Besides being a Palaeontologist, Lingham-Soliar works on living animals, mainly sharks and birds. He found that there was little information on the microstructure of the feather, which might lead to an understanding of how it may have originated. Using rigorous and novel methods of investigation, Lingham-Soliar discovered that filaments in the feather midrib are organised as thick keratinous fibre bundles, considerably thicker than envisaged before, and that they were identical to the hair-like filaments in chicks, providing possible clues to how feathers might have evolved about 200+ MYA. As recorded in Volume II, the notable expert on feather structure, the late Professor Peter Stettenheim, remarked: ‘It is a fascinating and very original piece of work… your finding not only furnishes a good indication of how the rachis originated, but also seems to support the old notion that the earliest feathers were downy to provide warmth.’
An entire section of the book is dedicated to dealing with some of the controversies of bird and feather origins.
Lingham-Soliar’s investigations of feather-like structures found in the famous Liaoning fossils in China have sparked much controversy globally. While not necessarily disagreeing with the hypothesis that birds arose from dinosaurs, Lingham-Soliar refuted the hypothesis that integumental structures found in many small dinosaurs were ‘protofeathers’, stating that in all probability they were the degraded remains of collagen fibres, leading to Lingham-Soliar being one of the most cited persons on the National Geographic website at the time. His work has polarised scientists, but has also drawn praise from leading scientists in this field.
Evolutionary Biologist, Professor Walter Bock of Columbia University, in a review of the book, Riddle of the Feathered Dragons by Alan Feduccia said, in support of the collagen fibre hypothesis: ‘The current widespread belief that many or even most dinosaurs possessed avian feathers is simply fictitious and is based on a failure to know and/or understand these excellent papers by Lingham-Soliar.’
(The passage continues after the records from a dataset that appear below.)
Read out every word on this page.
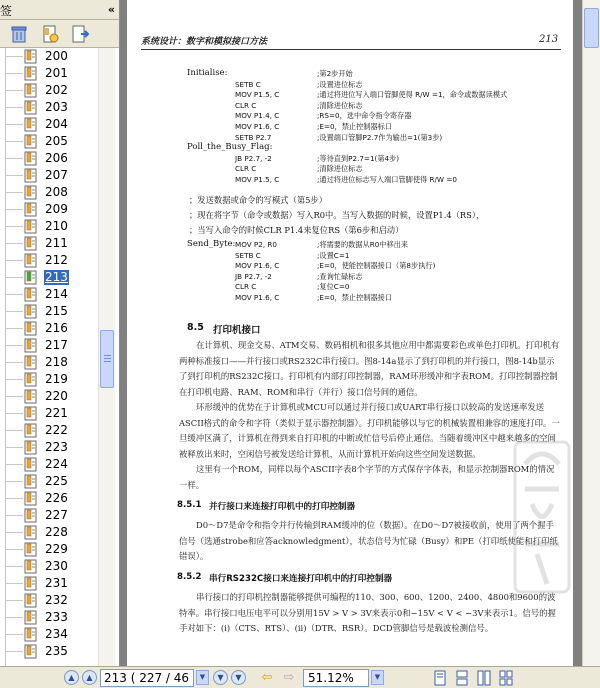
签	«
200
201
202
203
204
205
206
207
208
209
210
211
212
213
214
215
216
217
218
219
220
221
222
223
224
225
226
227
228
229
230
231
232
233
234
235
系统设计：数字和模拟接口方法	213
Initialise:	;第2步开始
SETB C	;设置进位标志
MOV P1.5, C	;通过将进位写入端口管脚使得 R/W =1，命令或数据读模式
CLR C	;清除进位标志
MOV P1.4, C	;RS=0，选中命令指令寄存器
MOV P1.6, C	;E=0，禁止控制器标口
SETB P2.7	;设置端口管脚P2.7作为输出=1(第3步)
Poll_the_Busy_Flag:
JB P2.7, -2	;等待直到P2.7=1(第4步)
CLR C	;清除进位标志
MOV P1.5, C	;通过将进位标志写入端口管脚使得 R/W =0
；发送数据或命令的写模式（第5步）
；现在将字节（命令或数据）写入R0中。当写入数据的时候，设置P1.4（RS），
；当写入命令的时候CLR P1.4来复位RS（第6步和启动）
Send_Byte: MOV P2, R0	;将需要的数据从R0中移出来
SETB C	;设置C=1
MOV P1.6, C	;E=0，使能控制器接口（第8步执行)
JB P2.7, -2	;查询忙碌标志
CLR C	;复位C=0
MOV P1.6, C	;E=0，禁止控制器接口
8.5 打印机接口
在计算机、现金交易、ATM交易、数码相机和很多其他应用中都需要彩色或单色打印机。打印机有两种标准接口——并行接口或RS232C串行接口。图8-14a显示了到打印机的并行接口，图8-14b显示了到打印机的RS232C接口。打印机有内部打印控制器，RAM环形缓冲和字表ROM。打印控制器控制在打印机电路、RAM、ROM和串行（并行）接口信号间的通信。
环形缓冲的优势在于计算机或MCU可以通过并行接口或UART串行接口以较高的发送速率发送ASCII格式的命令和字符（类似于显示器控制器）。打印机能够以与它的机械装置相兼容的速度打印。一旦缓冲区满了，计算机在得到来自打印机的中断或忙信号后停止通信。当随着缓冲区中越来越多的空间被释放出来时，空闲信号被发送给计算机，从而计算机开始向这些空间发送数据。
这里有一个ROM，同样以每个ASCII字表8个字节的方式保存字体表，和显示控制器ROM的情况一样。
8.5.1 并行接口来连接打印机中的打印控制器
D0～D7是命令和指令并行传输到RAM缓冲的位（数据）。在D0～D7被接收前，使用了两个握手信号（选通strobe和应答acknowledgment），状态信号为忙碌（Busy）和PE（打印纸使能和打印纸错误）。
8.5.2 串行RS232C接口来连接打印机中的打印控制器
串行接口的打印机控制器能够提供可编程的110、300、600、1200、2400、4800和9600的波特率。串行接口电压电平可以分别用15V > V > 3V来表示0和−15V < V < −3V来表示1。信号的握手对如下：(i)（CTS、RTS）、(ii)（DTR、RSR）。DCD管脚信号是载波检测信号。
▲	▲ 213 ( 227 / 46	▼	▼	▼	⇦ ⇨	51.12%	▼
Feduccia, an S. K. Heninger Distinguished Professor Emeritus in the Department of Biology at the University of North Carolina in the United States, also supported Lingham-Soliar’s work.
‘The skin or integument of vertebrates and its derivatives are among the most important, but largely ignored, organs of the body,’ said Feduccia. ‘Professor Lingham-Soliar’s The Vertebrate Integument has brought this complex field up to date with the recent appearance of Volume II, treating primarily locomotion (that is motion in fluid, swimming and aerial flight) in diverse lineages of vertebrates.’
‘As a world expert on collagen, Lingham-Soliar astutely describes the mechanism of cross-fibers directly connected with high speed in fast swimming marine vertebrates. The author is at his best in the treatment of skin in diverse solutions to flight. I would particularly recommend the chapter on birds and their flight, which is clearly the best treatment of this subject available to date. The author does not shy away from controversial topics and has a particularly incisive section on the alleged existence of protofeathers in the well-preserved fossils of the Jehol Biota in China,’ added Feduccia.
On the note of controversy surrounding his work, Lingham-Soliar said: ‘Scientific values have given way to sensationalism and dogma, and the harm that is being done to evolutionary biology and the future of secular societies by some of the leading journals in the world will have impact for years.’
He dedicated his book to the children of Soweto in 1976 who he says were an inspiration to disenfranchised young people around the world.